GELORA.CO - Aktivis 98 dari berbagai elemen mengadakan Diskusi Konsolidasi Demokrasi Aktivis 98 yang mengangkat tema Dampak Penundaan Pemilu Terhadap Hukum, Ekonomi, Sosial, Dan Kebudayaan.
Diskusi digelar di Mako Coffee, Jakarta Selatan Rabu, (05/04/2023), menghadirkan 5 pembicara yang tampil cukup bernas dalam memaparkan kondisi terakhir nasional Indonesia.
Niko Adrian, Forkot membedah dari sisi hukum bila pemilu ditunda.
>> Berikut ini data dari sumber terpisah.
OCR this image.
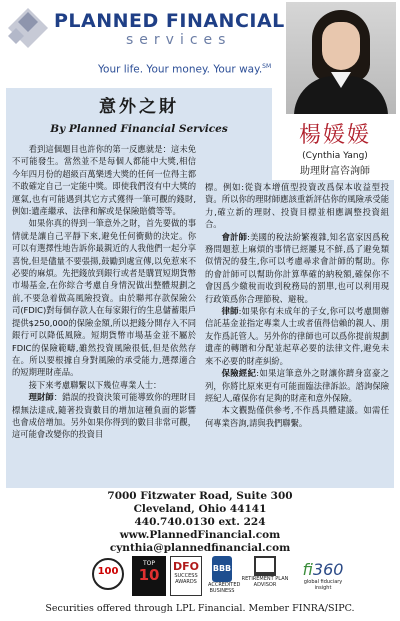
PLANNED FINANCIAL
services
Your life. Your money. Your way.℠
楊媛媛
(Cynthia Yang)
助理財富咨詢師
意外之財
By Planned Financial Services

看到這個題目也許你的第一反應就是：這未免不可能發生。當然並不是每個人都能中大獎,相信今年四月份的超級百萬樂透大獎的任何一位得主都不敢確定自己一定能中獎。即使我們沒有中大獎的運氣,也有可能遇到其它方式獲得一筆可觀的錢財,例如:遺產繼承、法律和解或是保險賠償等等。

如果你真的得到一筆意外之財，首先要做的事情就是讓自己平靜下來,避免任何衝動的決定。你可以有選擇性地告訴你最親近的人我他們一起分享喜悅,但是儘量不要張揚,鼓勵到處宣傳,以免惹來不必要的麻煩。先把錢放到銀行或者是購買短期貨幣市場基金,在你綜合考慮自身情況做出整體規劃之前,不要急着做高風險投資。由於聯邦存款保險公司(FDIC)對每個存款人在每家銀行的生息儲蓄賬戶提供$250,000的保險金額,所以把錢分開存入不同銀行可以降低風險。短期貨幣市場基金並不屬於FDIC的保險範疇,雖然投資風險很低,但是依然存在。所以要根據自身對風險的承受能力,選擇適合的短期理財產品。

接下來考慮聯繫以下幾位專業人士：

理財師：錯誤的投資決策可能導致你的理財目標無法達成,隨著投資數目的增加這種負面的影響也會成倍增加。另外如果你得到的數目非常可觀，這可能會改變你的投資目

標。例如:從資本增值型投資改爲保本收益型投資。所以你的理財師應該重新評估你的風險承受能力,確立新的理財、投資目標並相應調整投資組合。

會計師:美國的稅法紛繁複雜,知名富家因爲稅務問題惹上麻煩的事情已經屢見不鮮,爲了避免類似情況的發生,你可以考慮尋求會計師的幫助。你的會計師可以幫助你計算準確的納稅額,確保你不會因爲少繳稅而收到稅務局的罰單,也可以利用現行政策爲你合理節稅、避稅。

律師:如果你有未成年的子女,你可以考慮開辦信託基金並指定專業人士或者值得信賴的親人、朋友作爲託管人。另外你的律師也可以爲你提前規劃遺產的轉贈和分配並起草必要的法律文件,避免未來不必要的財產糾紛。

保險經紀:如果這筆意外之財讓你躋身富豪之列，你將比原來更有可能面臨法律訴訟。諮詢保險經紀人,確保你有足夠的財產和意外保險。

本文觀點僅供參考,不作爲具體建議。如需任何專業咨詢,請與我們聯繫。

7000 Fitzwater Road, Suite 300
Cleveland, Ohio 44141
440.740.0130 ext. 224
www.PlannedFinancial.com
cynthia@plannedfinancial.com
100
TOP
10	DFO
SUCCESS AWARDS
BBB
ACCREDITED BUSINESS
RETIREMENT PLAN ADVISOR
fi360
global fiduciary insight
Securities offered through LPL Financial. Member FINRA/SIPC.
Menurutnya, konstitusi dan aturan hukum dibawahnya telah mengatur proses demokrasi Indonesia secara reguler harus berjalan.
“Amandemen UUD 45 pasal 22 e ayat 1 pemilu dilaksanakan 5 tahun sekali. Termasuk dalam UU Nomor 7 tentang Pemilu,” tegas Niko.
Niko menambahkan bahwa pendukung penundaan pemilu menyatakan sebelumnya ada preseden penundaan Pemilu, yang diatur dalam TAP MPR. Namun faktanya, 1977 bukan penundaan karena memang belum diatur Pemilu adalah 5 tahun sekali.
“Justru TAP MPR 1998 membuat percepatan Pemilu 1999. MPR saat ini tidak dapat membuat TAP lagi karena tidak lagi menjadi lembaga tertinggi negara,” jelas Niko
Satu-satunya alasan untuk penundaan pemilu, lanjut Niko, adalah jika ada kondisi kerusuhan atau bencana alam atau SOB. "Ini yang harus kita waspadai bersama agar kerusuhanbisa dicegah, sehingga tidak ada alasan untuk menunda pemilu."
Sementara itu, Ubedillah Badrun dari FKSMJ menyatakan bahwa dampak yang ditimbulkan dari penundaan pemilu akan munculkan ketegangan sosial.
“Harapan rakyat akan perbaikan pemimpin baru dimatikan oleh penundaan Pemilu. Disharmoni antar warga akan menjadi manifest sebagai konflik sosial. Saat terjadi amok konflik sosial dll maka secara tidak langsung membuka karpet merah hadirnya kembali Tentara di pucuk pimpinan nasional,” papar Ubedillah.
Sementara Uchok Sky Khadafi Famred menyatakan bahwa negara saat ini sedang krisis finansial, sehingga bisa menjadi alasan untuk dilakukan penundaan pemilu.
“Cadangan devisa negara kita saat ini sedang mengalami krisis, dimana hanya memiliki cadangan 100 T. Dan ini akan sangat berpotensi terjadinya krisis finansial yang berdampak pada krisis politik,” jelas Uchok.
Sementara itu, Satyo Purwanto FIS mengatakan bahwa aktor-aktor politik yang masih menggaungkan tentang penundaan Pemilu menunjukkan bahwa mereka ada dalam satu orkestra.
“Sehingga kita bisa melihatnya bahwa penundaan pemilu adalah bagian dari strategi rezim untuk bertahan dalam kekuasaannya,” ujarnya, yang menilai rezim sekarang adalah rezim gemar bikin Perppu. Semua yang dianggap mengganggu kekuasaan politik rezim, pasti diterbitkan perpu.
“Seperti KPK, Corona, Ciptaker. Dikhawatirkan akan muncul tiba-tiba perppu penundaan Pemilu,” papar Komeng.
Dandhi Mahendra, FKSMJ menelisik dampak terhadap budaya ketika pemilu ditunda. Dimana saat ini secara budaya, bangsa ini telah mengalami kemerosotan.
“Korupsi merajalela, kekerasan berlangsung dimana-mana, dan penguasa tidak menunjukan ketauladanan sebagai cermin budaya bangsa,” kata Dandhi.
Dari 5 pembicara semua bersepakat bahwa kerusakan yang dihasilkan dari rezim saat ini sudah paripurna, sehingga Aktivis 98 harus dapat memberikan solusi yang dapat diterima rakyat sehingga perubahan sejati bisa terwujud.